For publishers, the attraction of Snapchat's Discover is similar to how Starz initially viewed is distribution deal with Netflix. That is, until Albrecht ended the relationship in February 2012. Discover's publishing partners send some of their stories and videos to Snapchat, which sells advertising around that content, and then sends the publisher some of the proceeds -- estimated by Dawson at anywhere from 15% to 30%.
"It's helpful for publishers in getting their brand in front of maybe a different demographic on Snap," he said. "And you get a revenue cut as well."
And that of course, is the attraction. Publishers are eager, even desperate, to get more revenue from the digital distribution of their editorial content. As everyone in the business knows, Facebook and Google swallow about 60% of all digital ad spending in the U.S.
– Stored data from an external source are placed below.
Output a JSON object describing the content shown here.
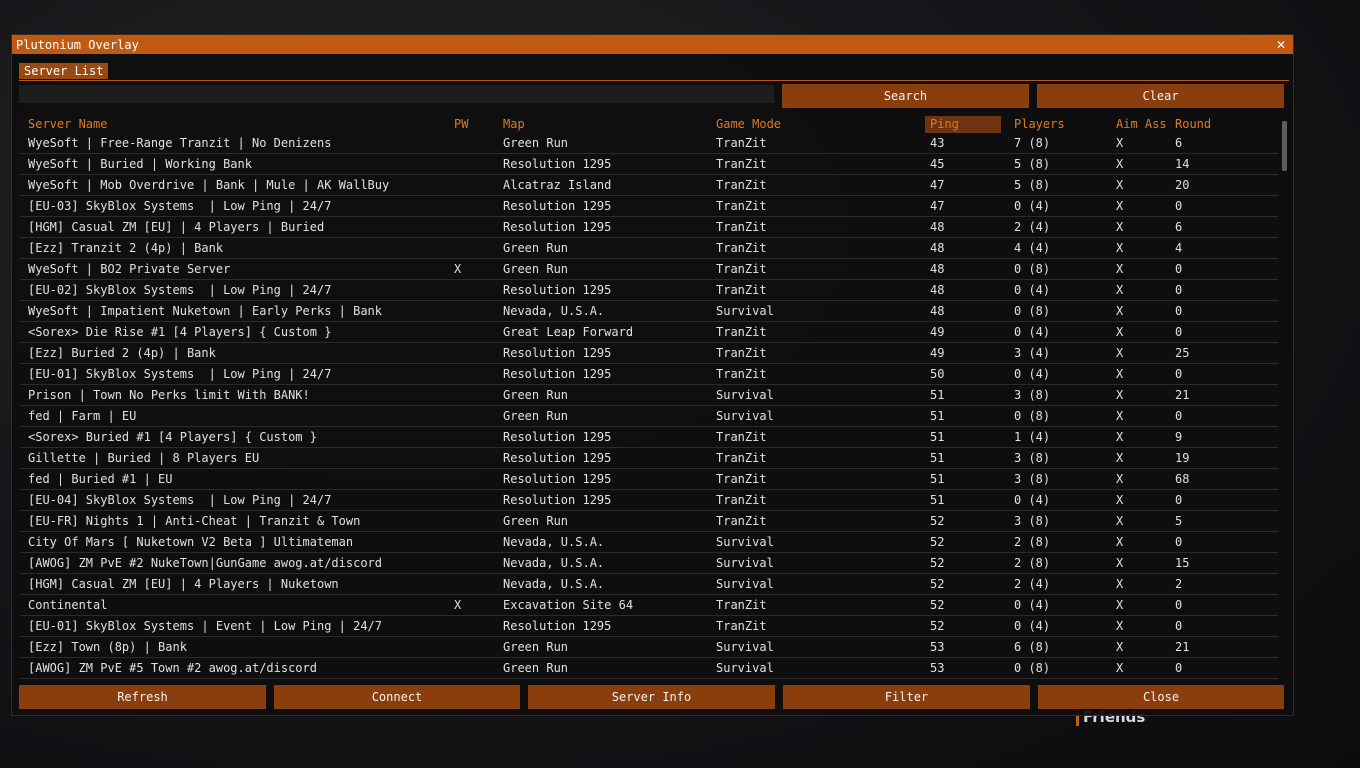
{
  "background": {
    "friends_label": "Friends"
  },
  "window": {
    "title": "Plutonium Overlay",
    "close_glyph": "✕"
  },
  "tabs": [
    {
      "label": "Server List",
      "active": true
    }
  ],
  "search": {
    "value": "",
    "placeholder": "",
    "search_label": "Search",
    "clear_label": "Clear"
  },
  "columns": {
    "name": "Server Name",
    "pw": "PW",
    "map": "Map",
    "mode": "Game Mode",
    "ping": "Ping",
    "players": "Players",
    "aim": "Aim Ass",
    "round": "Round"
  },
  "servers": [
    {
      "name": "WyeSoft | Free-Range Tranzit | No Denizens",
      "pw": "",
      "map": "Green Run",
      "mode": "TranZit",
      "ping": "43",
      "players": "7 (8)",
      "aim": "X",
      "round": "6"
    },
    {
      "name": "WyeSoft | Buried | Working Bank",
      "pw": "",
      "map": "Resolution 1295",
      "mode": "TranZit",
      "ping": "45",
      "players": "5 (8)",
      "aim": "X",
      "round": "14"
    },
    {
      "name": "WyeSoft | Mob Overdrive | Bank | Mule | AK WallBuy",
      "pw": "",
      "map": "Alcatraz Island",
      "mode": "TranZit",
      "ping": "47",
      "players": "5 (8)",
      "aim": "X",
      "round": "20"
    },
    {
      "name": "[EU-03] SkyBlox Systems  | Low Ping | 24/7",
      "pw": "",
      "map": "Resolution 1295",
      "mode": "TranZit",
      "ping": "47",
      "players": "0 (4)",
      "aim": "X",
      "round": "0"
    },
    {
      "name": "[HGM] Casual ZM [EU] | 4 Players | Buried",
      "pw": "",
      "map": "Resolution 1295",
      "mode": "TranZit",
      "ping": "48",
      "players": "2 (4)",
      "aim": "X",
      "round": "6"
    },
    {
      "name": "[Ezz] Tranzit 2 (4p) | Bank",
      "pw": "",
      "map": "Green Run",
      "mode": "TranZit",
      "ping": "48",
      "players": "4 (4)",
      "aim": "X",
      "round": "4"
    },
    {
      "name": "WyeSoft | BO2 Private Server",
      "pw": "X",
      "map": "Green Run",
      "mode": "TranZit",
      "ping": "48",
      "players": "0 (8)",
      "aim": "X",
      "round": "0"
    },
    {
      "name": "[EU-02] SkyBlox Systems  | Low Ping | 24/7",
      "pw": "",
      "map": "Resolution 1295",
      "mode": "TranZit",
      "ping": "48",
      "players": "0 (4)",
      "aim": "X",
      "round": "0"
    },
    {
      "name": "WyeSoft | Impatient Nuketown | Early Perks | Bank",
      "pw": "",
      "map": "Nevada, U.S.A.",
      "mode": "Survival",
      "ping": "48",
      "players": "0 (8)",
      "aim": "X",
      "round": "0"
    },
    {
      "name": "<Sorex> Die Rise #1 [4 Players] { Custom }",
      "pw": "",
      "map": "Great Leap Forward",
      "mode": "TranZit",
      "ping": "49",
      "players": "0 (4)",
      "aim": "X",
      "round": "0"
    },
    {
      "name": "[Ezz] Buried 2 (4p) | Bank",
      "pw": "",
      "map": "Resolution 1295",
      "mode": "TranZit",
      "ping": "49",
      "players": "3 (4)",
      "aim": "X",
      "round": "25"
    },
    {
      "name": "[EU-01] SkyBlox Systems  | Low Ping | 24/7",
      "pw": "",
      "map": "Resolution 1295",
      "mode": "TranZit",
      "ping": "50",
      "players": "0 (4)",
      "aim": "X",
      "round": "0"
    },
    {
      "name": "Prison | Town No Perks limit With BANK!",
      "pw": "",
      "map": "Green Run",
      "mode": "Survival",
      "ping": "51",
      "players": "3 (8)",
      "aim": "X",
      "round": "21"
    },
    {
      "name": "fed | Farm | EU",
      "pw": "",
      "map": "Green Run",
      "mode": "Survival",
      "ping": "51",
      "players": "0 (8)",
      "aim": "X",
      "round": "0"
    },
    {
      "name": "<Sorex> Buried #1 [4 Players] { Custom }",
      "pw": "",
      "map": "Resolution 1295",
      "mode": "TranZit",
      "ping": "51",
      "players": "1 (4)",
      "aim": "X",
      "round": "9"
    },
    {
      "name": "Gillette | Buried | 8 Players EU",
      "pw": "",
      "map": "Resolution 1295",
      "mode": "TranZit",
      "ping": "51",
      "players": "3 (8)",
      "aim": "X",
      "round": "19"
    },
    {
      "name": "fed | Buried #1 | EU",
      "pw": "",
      "map": "Resolution 1295",
      "mode": "TranZit",
      "ping": "51",
      "players": "3 (8)",
      "aim": "X",
      "round": "68"
    },
    {
      "name": "[EU-04] SkyBlox Systems  | Low Ping | 24/7",
      "pw": "",
      "map": "Resolution 1295",
      "mode": "TranZit",
      "ping": "51",
      "players": "0 (4)",
      "aim": "X",
      "round": "0"
    },
    {
      "name": "[EU-FR] Nights 1 | Anti-Cheat | Tranzit & Town",
      "pw": "",
      "map": "Green Run",
      "mode": "TranZit",
      "ping": "52",
      "players": "3 (8)",
      "aim": "X",
      "round": "5"
    },
    {
      "name": "City Of Mars [ Nuketown V2 Beta ] Ultimateman",
      "pw": "",
      "map": "Nevada, U.S.A.",
      "mode": "Survival",
      "ping": "52",
      "players": "2 (8)",
      "aim": "X",
      "round": "0"
    },
    {
      "name": "[AWOG] ZM PvE #2 NukeTown|GunGame awog.at/discord",
      "pw": "",
      "map": "Nevada, U.S.A.",
      "mode": "Survival",
      "ping": "52",
      "players": "2 (8)",
      "aim": "X",
      "round": "15"
    },
    {
      "name": "[HGM] Casual ZM [EU] | 4 Players | Nuketown",
      "pw": "",
      "map": "Nevada, U.S.A.",
      "mode": "Survival",
      "ping": "52",
      "players": "2 (4)",
      "aim": "X",
      "round": "2"
    },
    {
      "name": "Continental",
      "pw": "X",
      "map": "Excavation Site 64",
      "mode": "TranZit",
      "ping": "52",
      "players": "0 (4)",
      "aim": "X",
      "round": "0"
    },
    {
      "name": "[EU-01] SkyBlox Systems | Event | Low Ping | 24/7",
      "pw": "",
      "map": "Resolution 1295",
      "mode": "TranZit",
      "ping": "52",
      "players": "0 (4)",
      "aim": "X",
      "round": "0"
    },
    {
      "name": "[Ezz] Town (8p) | Bank",
      "pw": "",
      "map": "Green Run",
      "mode": "Survival",
      "ping": "53",
      "players": "6 (8)",
      "aim": "X",
      "round": "21"
    },
    {
      "name": "[AWOG] ZM PvE #5 Town #2 awog.at/discord",
      "pw": "",
      "map": "Green Run",
      "mode": "Survival",
      "ping": "53",
      "players": "0 (8)",
      "aim": "X",
      "round": "0"
    }
  ],
  "footer": {
    "refresh": "Refresh",
    "connect": "Connect",
    "server_info": "Server Info",
    "filter": "Filter",
    "close": "Close"
  },
  "colors": {
    "accent": "#c05a10",
    "button": "#8a3e0d",
    "header_text": "#e07a20"
  }
}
New York Times, for example, posts a collection of its stories on Snapchat in hopes that some of its 158 million daily active users will choose to become subscribers of its online edition. In the fourth quarter, New York Times added 276,000 new digital news subscribers, its largest quarterly increase since 2011, when it began offering a digital-only subscription.
Yet there are rumblings that publishers' current arrangement with Snap isn't living up to initial expectations. One common complaint is that the ad revenue share should be higher. Facebook is said to be offering a higher split, Dawson added. Alphabet's YouTube allows publishers to sell ads against their content and also take a large cut of that revenue.
But Snap's ability to reach young people is somewhat unmatched, according to advertising executives. It's the overarching reason that publishers are eager to experiment with Snapchat in hopes that it can gain widespread traction.
"It's always a double-edged sword," Dawson said. "You're putting your content in a new place where it can reach new people, but it means it's not on a platform that's controlled by you. You have less control over the way the content is displayed, and if they decide to change the business model, you're suddenly at their mercy. It's a risk you take if you want to engage in that business model."
Just ask Chris Albrecht.
Snap didn't reply to a request for comment.